Ca Commission Denies Proposal to Expand Lead Ban
California –-(AmmoLand.com)- At their August 6th meeting, the California Fish and Game Commission voted 4-1 not to expand the ban on the use of lead ammunition to the taking of small and migratory upland game in the range of the California condor.
The California Outdoor Heritage Alliance (COHA) joined the National Wild Turkey Federation (NWTF), California Rifle and Pistol Association and the NRA in testifying against the proposed expansion at the hearing, noting that the best available science simply does not warrant such a move.
The California Department of Fish and Game (DFG) also recommended against an expansion of the lead ban. The Commission’s negative vote on the expansion proposal maintains the ability of hunters to use traditional lead ammunition for small and upland game in the range of the condor.

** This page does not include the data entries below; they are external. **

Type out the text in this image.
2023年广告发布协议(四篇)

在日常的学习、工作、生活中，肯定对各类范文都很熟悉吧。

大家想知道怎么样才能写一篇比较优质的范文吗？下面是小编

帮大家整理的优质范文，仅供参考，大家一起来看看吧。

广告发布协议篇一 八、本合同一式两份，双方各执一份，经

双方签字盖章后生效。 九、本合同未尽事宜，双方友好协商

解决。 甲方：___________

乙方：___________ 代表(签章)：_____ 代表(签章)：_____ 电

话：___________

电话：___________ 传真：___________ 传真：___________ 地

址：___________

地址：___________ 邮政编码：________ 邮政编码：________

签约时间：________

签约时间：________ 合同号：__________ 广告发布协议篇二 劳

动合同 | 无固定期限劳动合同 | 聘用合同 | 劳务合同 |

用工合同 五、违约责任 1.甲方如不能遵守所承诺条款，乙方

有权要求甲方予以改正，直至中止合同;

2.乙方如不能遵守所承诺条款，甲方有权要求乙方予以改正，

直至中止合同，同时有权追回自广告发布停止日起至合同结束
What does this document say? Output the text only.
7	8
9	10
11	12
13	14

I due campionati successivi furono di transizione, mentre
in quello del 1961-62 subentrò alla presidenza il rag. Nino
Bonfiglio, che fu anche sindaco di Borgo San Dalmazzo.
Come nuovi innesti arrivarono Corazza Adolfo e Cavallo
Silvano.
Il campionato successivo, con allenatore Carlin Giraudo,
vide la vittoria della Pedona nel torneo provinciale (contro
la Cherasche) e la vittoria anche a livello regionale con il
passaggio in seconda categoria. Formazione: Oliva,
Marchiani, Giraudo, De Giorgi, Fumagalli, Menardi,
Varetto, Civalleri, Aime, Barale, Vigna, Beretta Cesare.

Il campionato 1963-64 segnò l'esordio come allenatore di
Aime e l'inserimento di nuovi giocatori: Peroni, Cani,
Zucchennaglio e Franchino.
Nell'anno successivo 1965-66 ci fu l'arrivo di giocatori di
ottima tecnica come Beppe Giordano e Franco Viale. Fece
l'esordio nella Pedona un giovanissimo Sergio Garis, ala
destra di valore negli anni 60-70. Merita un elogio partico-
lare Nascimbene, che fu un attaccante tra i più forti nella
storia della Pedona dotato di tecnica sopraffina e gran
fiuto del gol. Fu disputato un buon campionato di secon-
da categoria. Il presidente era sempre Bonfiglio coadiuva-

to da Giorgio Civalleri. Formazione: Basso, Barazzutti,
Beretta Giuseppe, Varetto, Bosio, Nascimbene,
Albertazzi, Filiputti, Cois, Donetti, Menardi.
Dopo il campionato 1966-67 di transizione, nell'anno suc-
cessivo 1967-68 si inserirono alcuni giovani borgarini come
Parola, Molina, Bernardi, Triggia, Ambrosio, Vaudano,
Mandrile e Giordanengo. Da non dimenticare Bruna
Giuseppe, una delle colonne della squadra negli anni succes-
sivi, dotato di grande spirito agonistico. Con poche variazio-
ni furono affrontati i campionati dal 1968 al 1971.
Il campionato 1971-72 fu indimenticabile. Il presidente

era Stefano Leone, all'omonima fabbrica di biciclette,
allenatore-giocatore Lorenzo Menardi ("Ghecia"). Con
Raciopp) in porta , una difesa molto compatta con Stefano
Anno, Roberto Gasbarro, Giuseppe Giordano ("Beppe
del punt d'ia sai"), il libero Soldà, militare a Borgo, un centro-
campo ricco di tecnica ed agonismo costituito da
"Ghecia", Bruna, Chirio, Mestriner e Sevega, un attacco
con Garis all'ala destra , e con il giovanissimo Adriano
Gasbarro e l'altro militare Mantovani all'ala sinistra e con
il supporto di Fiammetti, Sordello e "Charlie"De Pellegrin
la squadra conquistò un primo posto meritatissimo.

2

Currently, non-toxic loads are required for the hunting of big game within the range of the condor pursuant to the passage of AB 821 in 2007 and the promulgation of detailed Commission regulations which followed the passage of the measure. DFG was required to offer the expansion of the ban to small and upland game as an “alternative” within the 2009 season regulatory package, and the Commission had to consider the alternative, pursuant to the recent settlement of a long-standing lawsuit filed by several environmental organizations.
For the past several months, COHA has been closely monitoring the DFG analysis of this possible regulation change and working with DFG and our partners to ensure that the final regulation adopted by the Commission was based purely on science, and not the emotions surrounding the general lead bullet debate.
In their testimony, COHA noted that – in contrast to big game – the carcasses of small and upland game are removed from the field in their entirety, leaving no gut piles or other body parts for condors to feed upon.
Further, COHA noted that, according to DFG records, there is no single documented incident of a condor feeding on small or upland game. Finally, COHA pointed out that Commission adoption of a ban on lead ammunition for the hunting of small and upland game was not required in the state legislation (AB 821) that mandated the use of non-toxic loads for big game, nor was it required by the recent lawsuit settlement.
When the original lead ban legislation, AB 2123, was first being considered in the California State Legislature in 2006, COHA’s initial opposition convinced the bill’s author, Assembly Member Pedro Nava, to exclude small and upland game from the bill. A short time later, COHA played a key role in killing AB 2123 in committee.
The California Outdoor Heritage Alliance is a 501(c) 4 non-profit political advocacy organization dedicated solely to the promotion of wildlife and the protection of our hunting heritage. COHA professional staff is active at the California State Legislature, Congress, State Fish and Game Commission, State and Federal resource agencies and all other political arenas where decisions are made which may impact wildlife management, habitat conservation, wildlife program funding, hunting access and opportunity, and your ability to purchase and possess sporting arms and munitions. COHA currently represents the political interests of nearly every major wildlife conservation organization active in California – including California Waterfowl, National Wild Turkey Federation, Rocky Mountain Elk Foundation, California Deer Association, California Houndsmen for Conservation, Mule Deer Foundation, California Bowmen Hunters, Foundation for North American Wild Sheep, numerous hunting clubs and other outdoor interests. COHA was created in early 2006 by the California Waterfowl Association.